Patrząc bliżej na nasze giełdowe podwórko, trudno mówić o większych niespodziankach. Branżowymi liderami były spółki chemiczne, których indeks zyskał niemal 40 proc. oraz surowcowe, ze zwyżką przekraczającą 25 proc. Wielkim przegranym była branża budowlana, której kłopoty ilustruje prawie 35-proc. spadek branżowego wskaźnika. Po około 6 proc. zniżkowały WIG Deweloperzy i WIG Energetyka. W tym ostatnim przypadku można mówić o pewnym zaskoczeniu. Może nim być także 12 proc. wzrost indeksu największych spółek. To jednak wynik przede wszystkim dynamicznej zwyżki z pierwszych dwóch miesięcy roku. Kolejne stały pod znakiem wyraźnej tendencji spadkowej, a skala ostatniego odreagowania nie napawa optymizmem na najbliższą przyszłość.
W pierwszych dniach drugiego półrocza sytuacja jest nieco podobna do tej, z jaką mieliśmy do czynienia na początku roku. Kolejny szczyt ostatniej szansy uspokoił rynki, ale nie stał się przełomem. Skoncentrował się na doraźnych działaniach, ledwie dotykając problemów systemowych. Z gospodarek europejskiej, chińskiej i amerykańskiej wciąż płyną niekorzystne sygnały. Inwestorzy mogą być jednak dobrej myśli. Największe zagrożenia rozprzestrzenienia się europejskiego kryzysu zadłużenia zostały odsunięte na dalszy plan. Zyskano nieco czasu na działania zmierzające do wsparcia wzrostu gospodarczego i usprawnienia funkcjonowania strefy euro. Ludowy Bank Chin już zaczął łagodzenie polityki pieniężnej.
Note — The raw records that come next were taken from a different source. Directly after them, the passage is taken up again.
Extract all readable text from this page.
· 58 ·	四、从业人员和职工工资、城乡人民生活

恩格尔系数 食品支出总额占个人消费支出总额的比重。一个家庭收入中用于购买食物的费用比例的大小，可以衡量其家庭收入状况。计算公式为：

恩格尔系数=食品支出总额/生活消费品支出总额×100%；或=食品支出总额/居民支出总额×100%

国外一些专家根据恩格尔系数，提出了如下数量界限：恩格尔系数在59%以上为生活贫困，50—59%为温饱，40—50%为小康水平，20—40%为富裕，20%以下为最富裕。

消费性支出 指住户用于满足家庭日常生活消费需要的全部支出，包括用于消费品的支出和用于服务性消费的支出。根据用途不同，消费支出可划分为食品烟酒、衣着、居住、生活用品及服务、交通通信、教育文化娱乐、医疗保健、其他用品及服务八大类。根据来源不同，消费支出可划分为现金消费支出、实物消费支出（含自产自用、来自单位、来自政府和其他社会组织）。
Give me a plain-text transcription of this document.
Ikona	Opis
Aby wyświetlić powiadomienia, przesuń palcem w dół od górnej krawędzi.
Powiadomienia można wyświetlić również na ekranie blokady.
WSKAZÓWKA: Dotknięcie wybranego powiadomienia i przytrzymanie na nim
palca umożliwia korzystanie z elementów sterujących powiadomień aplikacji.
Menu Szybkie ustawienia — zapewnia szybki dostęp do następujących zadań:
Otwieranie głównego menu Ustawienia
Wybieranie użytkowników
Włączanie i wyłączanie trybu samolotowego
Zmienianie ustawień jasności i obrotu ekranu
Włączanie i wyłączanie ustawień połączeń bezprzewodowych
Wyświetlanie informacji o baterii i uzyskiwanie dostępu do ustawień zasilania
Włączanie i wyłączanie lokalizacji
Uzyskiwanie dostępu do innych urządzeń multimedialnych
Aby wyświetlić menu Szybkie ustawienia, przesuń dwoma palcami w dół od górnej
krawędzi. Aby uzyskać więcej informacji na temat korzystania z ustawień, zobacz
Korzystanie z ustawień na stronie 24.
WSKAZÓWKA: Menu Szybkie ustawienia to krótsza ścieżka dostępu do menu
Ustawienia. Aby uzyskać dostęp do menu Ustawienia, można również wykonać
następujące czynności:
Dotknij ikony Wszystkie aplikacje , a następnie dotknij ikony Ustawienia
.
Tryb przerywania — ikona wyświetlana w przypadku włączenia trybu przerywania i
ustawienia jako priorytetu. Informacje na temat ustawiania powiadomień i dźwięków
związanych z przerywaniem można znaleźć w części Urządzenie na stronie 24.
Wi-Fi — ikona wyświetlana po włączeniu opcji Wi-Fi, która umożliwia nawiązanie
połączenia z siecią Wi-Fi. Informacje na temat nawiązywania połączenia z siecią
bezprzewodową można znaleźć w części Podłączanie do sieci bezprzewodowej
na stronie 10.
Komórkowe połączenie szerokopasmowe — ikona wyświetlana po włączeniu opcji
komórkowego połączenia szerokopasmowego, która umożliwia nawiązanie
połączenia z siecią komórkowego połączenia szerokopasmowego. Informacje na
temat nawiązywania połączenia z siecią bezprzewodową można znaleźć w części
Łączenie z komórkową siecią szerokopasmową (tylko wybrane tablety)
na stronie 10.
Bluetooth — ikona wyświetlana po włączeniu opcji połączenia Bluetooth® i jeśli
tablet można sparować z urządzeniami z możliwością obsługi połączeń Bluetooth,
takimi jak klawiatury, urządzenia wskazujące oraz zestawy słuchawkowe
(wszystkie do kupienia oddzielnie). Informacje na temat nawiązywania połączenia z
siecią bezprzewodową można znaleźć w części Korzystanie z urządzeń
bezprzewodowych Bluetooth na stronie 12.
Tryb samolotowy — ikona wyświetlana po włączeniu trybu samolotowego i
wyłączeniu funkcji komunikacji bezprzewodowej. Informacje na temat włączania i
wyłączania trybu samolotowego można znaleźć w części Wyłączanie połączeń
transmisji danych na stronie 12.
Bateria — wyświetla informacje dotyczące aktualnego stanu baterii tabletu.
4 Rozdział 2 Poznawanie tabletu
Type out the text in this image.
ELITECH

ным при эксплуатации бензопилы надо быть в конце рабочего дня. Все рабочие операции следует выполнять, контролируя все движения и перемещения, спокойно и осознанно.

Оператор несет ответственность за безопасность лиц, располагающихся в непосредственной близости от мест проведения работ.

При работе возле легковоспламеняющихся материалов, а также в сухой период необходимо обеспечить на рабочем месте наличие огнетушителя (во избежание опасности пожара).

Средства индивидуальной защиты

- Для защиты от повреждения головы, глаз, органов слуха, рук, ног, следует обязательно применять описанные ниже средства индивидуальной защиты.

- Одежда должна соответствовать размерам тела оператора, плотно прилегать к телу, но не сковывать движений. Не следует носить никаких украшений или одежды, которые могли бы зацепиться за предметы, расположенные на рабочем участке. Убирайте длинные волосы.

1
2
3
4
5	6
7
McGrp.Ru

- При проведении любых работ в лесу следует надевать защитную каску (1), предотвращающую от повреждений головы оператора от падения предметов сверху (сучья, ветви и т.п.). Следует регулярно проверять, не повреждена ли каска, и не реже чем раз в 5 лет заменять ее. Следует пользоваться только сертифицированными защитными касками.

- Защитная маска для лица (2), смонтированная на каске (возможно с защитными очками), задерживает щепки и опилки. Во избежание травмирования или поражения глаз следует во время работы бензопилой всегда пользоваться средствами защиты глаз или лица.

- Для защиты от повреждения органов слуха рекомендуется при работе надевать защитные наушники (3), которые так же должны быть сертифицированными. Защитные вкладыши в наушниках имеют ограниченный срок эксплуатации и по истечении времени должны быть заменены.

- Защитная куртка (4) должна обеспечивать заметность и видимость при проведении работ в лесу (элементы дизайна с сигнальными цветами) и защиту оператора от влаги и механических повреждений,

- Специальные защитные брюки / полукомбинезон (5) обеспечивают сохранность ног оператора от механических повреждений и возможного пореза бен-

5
Podobnych posunięć oczekuje się od Europejskiego Banku Centralnego i amerykańskiej rezerwy federalnej. Nawet jeśli w najbliższych miesiącach nie pojawią się symptomy wskazujące na poprawę w globalnej gospodarce, to rynki mogą zacząć powoli dyskontować taki scenariusz. Punkt wyjścia jest więc lepszy niż pół roku temu, ale rozwaga i ostrożność w podejmowaniu decyzji inwestycyjnych wciąż jest jak najbardziej wskazana.